ガイはいつだって優しく笑う。目を細めて、眉を下げて、ひどく優しい顔で笑って、『セイカ』と名前を呼んだ。美味しいものを食べて顔を綻ばせれば、心底嬉しそうに美味しいかと問い掛ける。少しの段差でも手を差し伸べては、優しくその手を引いてくれる。それから、他人よりも優先してくれる様になった。それがガイの中で何を表すのか、大きな期待をするには十分で。より惹かれてしまうのだって仕方がなくて。
『セイカ』
彼の低い声で、あまりにも温かく優しく名前を呼ばれる。幾度となくあったそんなワンシーンが不意に思い起こされて、セイカは名前を呼び返した。頭の中で言ったつもりなのに、無意識に声を出していた。
「ガイ」
「…………セイカ様はわたくしの最推しよ。今も昔も揺らぐ事のない事実ですわ。だからね、幸せになってほしいのよ、あなたには。あなたが幸せになれるなら相手なんてどうだって良いのよ。
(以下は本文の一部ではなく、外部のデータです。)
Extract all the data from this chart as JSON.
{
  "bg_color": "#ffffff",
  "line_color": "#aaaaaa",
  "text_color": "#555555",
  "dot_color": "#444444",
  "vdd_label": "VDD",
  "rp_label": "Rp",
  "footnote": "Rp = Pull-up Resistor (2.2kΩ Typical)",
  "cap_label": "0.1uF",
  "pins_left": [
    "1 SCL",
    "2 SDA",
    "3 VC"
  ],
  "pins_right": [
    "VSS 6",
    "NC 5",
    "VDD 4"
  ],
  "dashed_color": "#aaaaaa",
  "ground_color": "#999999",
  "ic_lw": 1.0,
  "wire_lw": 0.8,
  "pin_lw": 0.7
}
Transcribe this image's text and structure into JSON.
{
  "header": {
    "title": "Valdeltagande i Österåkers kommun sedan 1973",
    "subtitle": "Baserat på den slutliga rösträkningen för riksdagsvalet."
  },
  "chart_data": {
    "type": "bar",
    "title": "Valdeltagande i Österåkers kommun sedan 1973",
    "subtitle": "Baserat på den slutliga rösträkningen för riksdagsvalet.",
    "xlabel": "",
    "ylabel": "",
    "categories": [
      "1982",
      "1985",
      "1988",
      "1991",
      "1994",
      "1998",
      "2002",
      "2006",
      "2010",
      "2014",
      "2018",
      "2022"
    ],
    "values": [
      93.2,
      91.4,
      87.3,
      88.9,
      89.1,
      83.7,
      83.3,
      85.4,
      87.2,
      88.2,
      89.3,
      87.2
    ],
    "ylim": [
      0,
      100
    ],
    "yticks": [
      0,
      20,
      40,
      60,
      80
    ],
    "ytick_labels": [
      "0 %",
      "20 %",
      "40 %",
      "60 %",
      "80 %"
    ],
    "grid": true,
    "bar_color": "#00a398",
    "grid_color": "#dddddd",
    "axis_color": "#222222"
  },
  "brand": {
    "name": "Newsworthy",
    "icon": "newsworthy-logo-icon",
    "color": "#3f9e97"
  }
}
別にガイ様でなくても、そこら辺の一般市民の方でも、バトルが最弱の方でも、どうでもよかったの」
「…ユカリさん…」
「でもあなたを幸せにするのは、どうやらガイ様にしかできないことみたい。…このわたくしですら、これに関してはガイ様に全く歯が立たないなんて、ほんっとう悔しいですわ」
プンプンと怒った素振りを見せ、そっぽを向く。すぐにセイカの方を向いて、あどけない少女の様に可愛らしい笑顔を見せた。
「あなたとガイ様の間に何があるのか、わたくしだって詳しくは存じ上げませんけれど、セイカ様は慎ましい事この上ないですわね。セイカ様の故郷の言葉で言うヤマトナデシコというか、ラッキーの様に後ろに下がって歩く方というか、それがあなたの国の方々の人間性なのでしょうし、美徳ではあるとは思うのですけれどね」
戻るとは言ったけれど、どこに戻るかなんてユカリに伝えていたかと疑問には思ったが、別段知られて乗る様なものでもなかったので特に指摘はしなかった。それよりも自分の事を思ってくる言葉の優しさに胸が温かくなった。
「もっともっと我儘を仰ってもよろしいかと思いますわ。女は我儘な方が男を魅了して離しませんの。寧ろセイカ様くらいの方であれば我儘を全て叶えてくれる様な方でなければ釣り合いが取れませんわ!」
そんなに過大評価されても何もあげられないのに、ユカリの評価に嬉しくなりつつも、セイカは目を瞑って思う。
(私は逃げた。散々ガイから逃げて、完全な被害者の顔で全部ガイのせいにしてた。こんな事、虫が良すぎる。ただの最低だよね。分かってる。でも)
彼女はゆっくりと目を上げた。招待状を握る手はもう震えていなかった。
「…でも、やっぱり好きなの。忘れられない。どうしようもなく好きで、きっと一生分の恋なんだ。……私、わ、私、…私っ!他の人になんか、取られたくないっ…!」
目の端に涙を浮かべ、一筋溢しながらセイカははっきりと言った。その答えにユカリはコクリと深く頷き、招待状を持った彼女の手に自分の手を重ねる。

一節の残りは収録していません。